THE MAINTENANCE AND IMPROVEMENT GROUP (MIG) including gardening, now meet weekly throughout the year, except in extremely wet or windy weather. Each season brings its own tasks, to keep FOTP members busy. We work with the Council Gardeners maintaining the Cafe bed, the Rotary bed, and the Friends bed (outside the walled garden), as well as working to reclaim the overgrown Small Lime Walk, and have established this as a woodland walk within the formal park. Benches have been sanded and painted; notice boards have been repaired; vandalised picnic benches have been restored; Himalayan Balsam has been strimmed and pulled; children’s furniture has been assembled; sculptures have been carved and installed; history boards have been situated around the park; leaflets about the history of the park, balsam picking, walks within the park and maps for mobility scooters and wheelchair users, have been designed by FOTP with Council graphics department, and are freely available at the Rotunda on the Riverside carpark. Money has been raised by selling plants from the Italian garden at the end of the spring season, as well as  during other events during the year. 

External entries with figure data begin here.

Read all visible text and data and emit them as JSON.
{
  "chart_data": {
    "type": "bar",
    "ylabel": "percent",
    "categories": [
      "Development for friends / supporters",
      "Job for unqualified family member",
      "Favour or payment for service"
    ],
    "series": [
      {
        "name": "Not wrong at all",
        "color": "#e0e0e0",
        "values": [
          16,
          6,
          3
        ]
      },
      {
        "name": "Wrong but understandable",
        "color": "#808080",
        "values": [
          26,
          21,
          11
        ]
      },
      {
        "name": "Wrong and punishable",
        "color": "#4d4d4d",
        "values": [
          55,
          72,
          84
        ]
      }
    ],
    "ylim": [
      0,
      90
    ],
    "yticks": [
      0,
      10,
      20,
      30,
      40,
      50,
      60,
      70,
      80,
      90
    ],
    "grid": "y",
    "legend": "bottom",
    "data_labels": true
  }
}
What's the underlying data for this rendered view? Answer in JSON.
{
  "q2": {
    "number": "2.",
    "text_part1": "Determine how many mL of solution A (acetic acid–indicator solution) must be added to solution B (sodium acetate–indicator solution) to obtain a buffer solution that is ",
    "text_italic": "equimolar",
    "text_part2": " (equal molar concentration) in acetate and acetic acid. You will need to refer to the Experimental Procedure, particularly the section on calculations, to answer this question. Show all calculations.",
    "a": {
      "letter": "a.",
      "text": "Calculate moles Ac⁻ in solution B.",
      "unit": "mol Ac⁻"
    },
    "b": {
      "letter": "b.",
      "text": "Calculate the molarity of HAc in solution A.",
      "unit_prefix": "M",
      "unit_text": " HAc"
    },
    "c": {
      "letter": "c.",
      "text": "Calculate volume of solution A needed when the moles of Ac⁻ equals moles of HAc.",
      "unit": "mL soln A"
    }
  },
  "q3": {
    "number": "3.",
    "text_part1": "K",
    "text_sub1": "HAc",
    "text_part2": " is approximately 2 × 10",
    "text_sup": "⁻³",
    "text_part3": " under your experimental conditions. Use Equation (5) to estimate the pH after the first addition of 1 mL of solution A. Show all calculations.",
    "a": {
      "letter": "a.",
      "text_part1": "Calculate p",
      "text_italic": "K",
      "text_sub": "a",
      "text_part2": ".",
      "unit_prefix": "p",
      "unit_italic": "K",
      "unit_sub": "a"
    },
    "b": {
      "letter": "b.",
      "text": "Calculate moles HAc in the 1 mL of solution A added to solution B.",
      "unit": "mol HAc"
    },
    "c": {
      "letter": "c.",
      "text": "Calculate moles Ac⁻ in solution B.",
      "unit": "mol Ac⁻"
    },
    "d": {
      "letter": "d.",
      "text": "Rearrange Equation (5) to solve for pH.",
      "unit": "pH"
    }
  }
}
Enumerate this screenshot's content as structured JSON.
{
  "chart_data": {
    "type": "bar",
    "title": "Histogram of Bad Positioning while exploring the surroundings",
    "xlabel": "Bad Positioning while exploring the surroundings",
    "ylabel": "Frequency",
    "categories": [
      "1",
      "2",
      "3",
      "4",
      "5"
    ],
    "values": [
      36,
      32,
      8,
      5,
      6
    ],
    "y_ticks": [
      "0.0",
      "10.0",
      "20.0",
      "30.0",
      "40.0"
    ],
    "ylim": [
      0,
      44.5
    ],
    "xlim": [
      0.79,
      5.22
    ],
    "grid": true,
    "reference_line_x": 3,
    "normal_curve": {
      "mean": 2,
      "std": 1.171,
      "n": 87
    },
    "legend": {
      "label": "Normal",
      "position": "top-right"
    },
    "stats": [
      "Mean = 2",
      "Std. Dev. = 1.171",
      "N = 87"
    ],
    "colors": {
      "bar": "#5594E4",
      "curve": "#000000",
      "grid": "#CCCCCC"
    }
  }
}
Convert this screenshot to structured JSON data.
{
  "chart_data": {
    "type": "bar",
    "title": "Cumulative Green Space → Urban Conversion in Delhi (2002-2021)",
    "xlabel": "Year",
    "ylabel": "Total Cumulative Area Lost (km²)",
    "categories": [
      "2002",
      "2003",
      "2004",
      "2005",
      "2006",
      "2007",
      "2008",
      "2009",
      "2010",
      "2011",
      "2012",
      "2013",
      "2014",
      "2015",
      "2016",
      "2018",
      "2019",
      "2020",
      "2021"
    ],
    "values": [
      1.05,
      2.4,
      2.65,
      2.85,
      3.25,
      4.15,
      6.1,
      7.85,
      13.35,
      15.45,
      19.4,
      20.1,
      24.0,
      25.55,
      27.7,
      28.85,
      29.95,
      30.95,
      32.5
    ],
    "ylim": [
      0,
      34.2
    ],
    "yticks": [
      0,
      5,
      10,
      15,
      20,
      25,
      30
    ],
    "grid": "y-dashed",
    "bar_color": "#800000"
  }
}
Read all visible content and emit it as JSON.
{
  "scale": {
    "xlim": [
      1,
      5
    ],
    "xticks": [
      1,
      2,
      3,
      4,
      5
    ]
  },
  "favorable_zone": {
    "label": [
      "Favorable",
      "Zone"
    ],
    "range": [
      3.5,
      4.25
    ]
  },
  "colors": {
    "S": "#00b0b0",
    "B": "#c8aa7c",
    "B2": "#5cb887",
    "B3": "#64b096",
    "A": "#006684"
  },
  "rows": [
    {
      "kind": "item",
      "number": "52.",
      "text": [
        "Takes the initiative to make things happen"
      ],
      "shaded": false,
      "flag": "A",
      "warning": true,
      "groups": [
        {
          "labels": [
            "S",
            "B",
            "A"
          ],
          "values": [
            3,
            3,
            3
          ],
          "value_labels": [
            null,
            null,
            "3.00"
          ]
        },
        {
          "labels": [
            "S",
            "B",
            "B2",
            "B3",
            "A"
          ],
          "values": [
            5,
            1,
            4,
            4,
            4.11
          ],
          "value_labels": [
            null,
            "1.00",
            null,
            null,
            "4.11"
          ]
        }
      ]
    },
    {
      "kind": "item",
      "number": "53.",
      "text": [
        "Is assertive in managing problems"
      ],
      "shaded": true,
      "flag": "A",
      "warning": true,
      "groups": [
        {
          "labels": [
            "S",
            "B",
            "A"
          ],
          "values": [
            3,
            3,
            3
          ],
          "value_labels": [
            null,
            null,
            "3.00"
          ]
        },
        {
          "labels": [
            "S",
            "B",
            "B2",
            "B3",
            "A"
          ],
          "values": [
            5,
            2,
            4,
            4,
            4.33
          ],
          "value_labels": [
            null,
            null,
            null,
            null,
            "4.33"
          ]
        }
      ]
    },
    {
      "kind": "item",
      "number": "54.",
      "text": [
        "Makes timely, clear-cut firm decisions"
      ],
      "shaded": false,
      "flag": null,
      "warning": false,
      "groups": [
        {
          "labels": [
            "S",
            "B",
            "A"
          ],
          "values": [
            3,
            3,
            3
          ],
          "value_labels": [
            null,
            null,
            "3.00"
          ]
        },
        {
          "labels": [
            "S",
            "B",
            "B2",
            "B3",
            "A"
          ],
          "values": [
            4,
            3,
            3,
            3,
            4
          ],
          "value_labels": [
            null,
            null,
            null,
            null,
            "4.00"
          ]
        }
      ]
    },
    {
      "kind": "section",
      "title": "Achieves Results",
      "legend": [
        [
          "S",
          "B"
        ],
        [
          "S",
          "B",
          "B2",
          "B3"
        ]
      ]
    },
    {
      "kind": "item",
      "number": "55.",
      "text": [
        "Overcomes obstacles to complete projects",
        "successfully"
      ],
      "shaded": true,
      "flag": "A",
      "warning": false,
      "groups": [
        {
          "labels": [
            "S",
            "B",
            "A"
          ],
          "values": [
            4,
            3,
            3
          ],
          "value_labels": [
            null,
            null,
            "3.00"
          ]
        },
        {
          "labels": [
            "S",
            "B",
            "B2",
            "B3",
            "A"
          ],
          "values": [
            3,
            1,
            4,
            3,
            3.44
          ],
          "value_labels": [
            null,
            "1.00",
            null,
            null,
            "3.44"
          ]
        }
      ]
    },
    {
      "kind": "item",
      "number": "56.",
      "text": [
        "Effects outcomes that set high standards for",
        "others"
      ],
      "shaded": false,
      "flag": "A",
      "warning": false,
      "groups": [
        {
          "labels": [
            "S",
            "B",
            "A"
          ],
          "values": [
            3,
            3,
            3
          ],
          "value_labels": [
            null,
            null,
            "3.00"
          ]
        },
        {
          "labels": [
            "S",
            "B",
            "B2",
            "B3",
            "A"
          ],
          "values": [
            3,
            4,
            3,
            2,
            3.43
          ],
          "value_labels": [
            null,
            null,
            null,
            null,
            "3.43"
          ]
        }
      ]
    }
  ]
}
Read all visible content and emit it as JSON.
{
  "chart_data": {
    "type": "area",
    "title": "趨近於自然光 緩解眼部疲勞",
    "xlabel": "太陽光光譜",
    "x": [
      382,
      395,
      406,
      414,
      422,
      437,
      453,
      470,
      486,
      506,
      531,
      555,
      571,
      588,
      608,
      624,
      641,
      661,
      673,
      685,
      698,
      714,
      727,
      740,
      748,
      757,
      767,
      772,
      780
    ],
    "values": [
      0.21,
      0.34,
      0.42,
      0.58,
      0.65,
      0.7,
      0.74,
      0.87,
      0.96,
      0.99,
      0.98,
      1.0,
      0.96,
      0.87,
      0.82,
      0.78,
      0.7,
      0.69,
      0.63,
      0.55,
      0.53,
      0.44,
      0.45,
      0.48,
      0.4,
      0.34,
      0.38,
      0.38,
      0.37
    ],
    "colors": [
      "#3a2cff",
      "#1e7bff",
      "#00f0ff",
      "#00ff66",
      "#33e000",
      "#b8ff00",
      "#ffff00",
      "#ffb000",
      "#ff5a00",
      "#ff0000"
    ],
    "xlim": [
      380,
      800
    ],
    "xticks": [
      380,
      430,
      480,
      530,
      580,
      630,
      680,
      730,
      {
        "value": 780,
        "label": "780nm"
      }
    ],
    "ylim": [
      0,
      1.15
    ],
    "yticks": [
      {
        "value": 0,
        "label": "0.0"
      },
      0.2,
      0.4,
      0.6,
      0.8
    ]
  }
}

PLANT SALES – As spring bedding plants are removed from the Italian Garden, in May each year, the public are encouraged to buy the plants. The Friends use the money towards the purchase of other resources for the Park. One such project (2021) was the removal of the wicker deer from the Italian Garden, to be replaced by a metal stag and doe, apparently grazing on the lawn. 

BRASS BAND IN THE PARK has been another regular fund raising activity in June each year, but in 2020 and 2021 it had to be cancelled due to Covid. It returned in 2022, on the Queen’s Jubilee Weekend on Sunday June 5th and, despite the scaffolding around Towneley Hall, the event was held on the back lawn at Towneley in June 2023.

HIMALAYAN BALSAM removal is an annual activity for the Friends of Towneley Park and the general public during late May, June, July and occasionally August.

In 2021 we were helped by school children from Brunshaw Primary School;  young people from a Princes’ Trust project, in conjunction with Ribble Rivers Trust and Lancashire Fire Service; and the Community Payback team.

In summer, free leaflets have been available at the Rotunda explaining why Himalayan Balsam needs to be removed from the park, especially along the riverbanks, and how people can do their part by pulling, breaking and crushing it, to stop it spreading.